A deficiência de ferro também é muito difundida em adultos e reduz profundamente a energia e produtividade das classes trabalhadoras atingindo 40% da população, atingindo 40% das gestantes nos países em desenvolvimento e causa, também, a morte de 60 mil mulheres grávidas por ano por todo o mundo. Sabe-se também que crianças com insuficiência de ferro possuem um quociente de inteligência de 5 a 7 pontos menores (COZZOLINO, 2007, UNICEF, 2004).
A estimativa global da prevalência da deficiência do zinco é de 31%. A prevalência dessa carência varia de 4 a 7% na América do Norte, em Cuba, na maioria dos países da Europa e em países desenvolvidos da Oceania; de 9 a 26% na maior parte da América Latina, incluindo o Brasil, no Caribe, em alguns países do leste europeu, e países em desenvolvimento da Oceania; 68% na Bolívia, Peru, Haiti, Equador e Guatemala; entre 37 e 62% na África Central e do Sul; entre 35 a 52% no norte da África e países mediterrâneos; entre 34 a 73% em países do sul e sudeste da Ásia (CAULFIELD, BLACK, 2004).

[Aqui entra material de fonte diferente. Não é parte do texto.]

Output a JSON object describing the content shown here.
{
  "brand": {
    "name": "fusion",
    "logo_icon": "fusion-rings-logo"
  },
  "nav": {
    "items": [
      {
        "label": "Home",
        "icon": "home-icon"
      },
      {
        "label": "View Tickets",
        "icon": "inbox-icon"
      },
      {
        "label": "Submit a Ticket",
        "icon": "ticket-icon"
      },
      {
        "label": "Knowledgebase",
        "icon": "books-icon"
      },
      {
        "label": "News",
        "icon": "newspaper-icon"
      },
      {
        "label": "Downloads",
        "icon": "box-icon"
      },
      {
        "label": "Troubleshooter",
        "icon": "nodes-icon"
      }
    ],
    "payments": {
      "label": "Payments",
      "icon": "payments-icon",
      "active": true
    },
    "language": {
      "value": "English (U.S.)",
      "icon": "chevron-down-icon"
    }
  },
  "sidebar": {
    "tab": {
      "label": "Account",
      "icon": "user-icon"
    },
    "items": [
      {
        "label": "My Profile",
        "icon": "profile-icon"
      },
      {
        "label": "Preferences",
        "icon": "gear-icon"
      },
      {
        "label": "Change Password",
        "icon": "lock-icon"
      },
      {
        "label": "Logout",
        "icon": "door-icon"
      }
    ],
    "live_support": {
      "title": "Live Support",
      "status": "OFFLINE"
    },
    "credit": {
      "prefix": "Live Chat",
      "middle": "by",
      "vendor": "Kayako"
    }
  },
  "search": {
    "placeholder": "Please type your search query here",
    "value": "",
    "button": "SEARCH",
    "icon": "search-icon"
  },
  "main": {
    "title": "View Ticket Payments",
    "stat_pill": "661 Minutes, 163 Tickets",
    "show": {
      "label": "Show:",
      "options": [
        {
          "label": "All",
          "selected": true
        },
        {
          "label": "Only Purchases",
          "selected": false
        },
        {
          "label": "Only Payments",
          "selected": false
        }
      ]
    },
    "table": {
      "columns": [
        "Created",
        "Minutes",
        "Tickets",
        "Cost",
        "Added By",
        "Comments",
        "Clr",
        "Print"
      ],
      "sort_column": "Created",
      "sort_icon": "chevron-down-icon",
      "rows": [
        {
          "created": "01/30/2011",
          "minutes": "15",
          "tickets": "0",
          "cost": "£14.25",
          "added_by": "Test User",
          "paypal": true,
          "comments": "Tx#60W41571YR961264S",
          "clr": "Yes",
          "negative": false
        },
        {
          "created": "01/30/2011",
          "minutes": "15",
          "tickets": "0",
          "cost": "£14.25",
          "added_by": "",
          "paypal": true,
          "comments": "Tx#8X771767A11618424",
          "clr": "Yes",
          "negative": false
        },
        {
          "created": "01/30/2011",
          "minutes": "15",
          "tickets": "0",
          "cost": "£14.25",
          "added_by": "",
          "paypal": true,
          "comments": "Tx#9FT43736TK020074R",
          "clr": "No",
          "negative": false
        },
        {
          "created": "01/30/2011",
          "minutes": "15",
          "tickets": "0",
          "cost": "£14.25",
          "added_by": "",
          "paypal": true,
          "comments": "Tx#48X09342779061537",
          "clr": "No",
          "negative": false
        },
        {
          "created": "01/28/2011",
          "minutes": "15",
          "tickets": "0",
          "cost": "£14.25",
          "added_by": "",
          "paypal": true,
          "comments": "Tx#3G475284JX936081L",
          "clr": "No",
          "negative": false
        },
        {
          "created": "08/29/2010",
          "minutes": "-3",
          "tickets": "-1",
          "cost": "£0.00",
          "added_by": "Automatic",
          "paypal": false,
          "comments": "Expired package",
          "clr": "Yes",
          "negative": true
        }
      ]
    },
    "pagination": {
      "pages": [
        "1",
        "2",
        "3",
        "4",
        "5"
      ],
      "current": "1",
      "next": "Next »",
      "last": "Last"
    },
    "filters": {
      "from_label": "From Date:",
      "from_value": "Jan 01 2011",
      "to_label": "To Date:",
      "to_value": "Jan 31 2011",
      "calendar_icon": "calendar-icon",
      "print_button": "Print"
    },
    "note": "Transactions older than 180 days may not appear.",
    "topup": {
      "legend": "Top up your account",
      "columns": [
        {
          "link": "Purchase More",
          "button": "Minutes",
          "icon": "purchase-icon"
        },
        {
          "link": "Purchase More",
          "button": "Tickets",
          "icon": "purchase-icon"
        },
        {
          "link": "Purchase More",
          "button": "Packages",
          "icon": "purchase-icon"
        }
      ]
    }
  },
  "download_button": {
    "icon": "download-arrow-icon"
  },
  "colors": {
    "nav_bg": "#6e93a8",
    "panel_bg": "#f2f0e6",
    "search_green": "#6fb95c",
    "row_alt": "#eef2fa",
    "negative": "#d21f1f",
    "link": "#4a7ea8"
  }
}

Cerca de 18 milhões de crianças nascem com deficiência mental devido a carência de iodo. Dois terços das produtoras mundiais de sal enriquecem seu sal de cozinha com iodo e 70% dos neonatos de hoje estão protegidos da deficiência de iodo por essa medida. No Brasil, 87% das famílias tem acesso ao sal de cozinha enriquecido com iodo. No Brasil, apenas 5% da população sofre de bócio, porcentagem bastante reduzida se comparado a países como Afeganistão (48%) e Burundi (42%). Apenas 14 países do mundo possuem índices de prevalência de deficiência de iodo acima de 10%. Alguns deles, Afeganistão, Burundi, Índia e Paquistão, possuem índices acima de 20%. Os baixos níveis de deficiência de iodo em relação à vitamina A ou ferro mostram a eficiência da suplementação. Mesmo assim, ainda todo ano, 50 milhões de crianças nascem sem acesso ao sal iodado e aproximadamente 18 milhões dessas crianças sofrerão severa deficiência metal devido à carência de iodo. A deficiência em iodo é a principal causa de retardo mental evitável no mundo hoje (UNICEF, 2004).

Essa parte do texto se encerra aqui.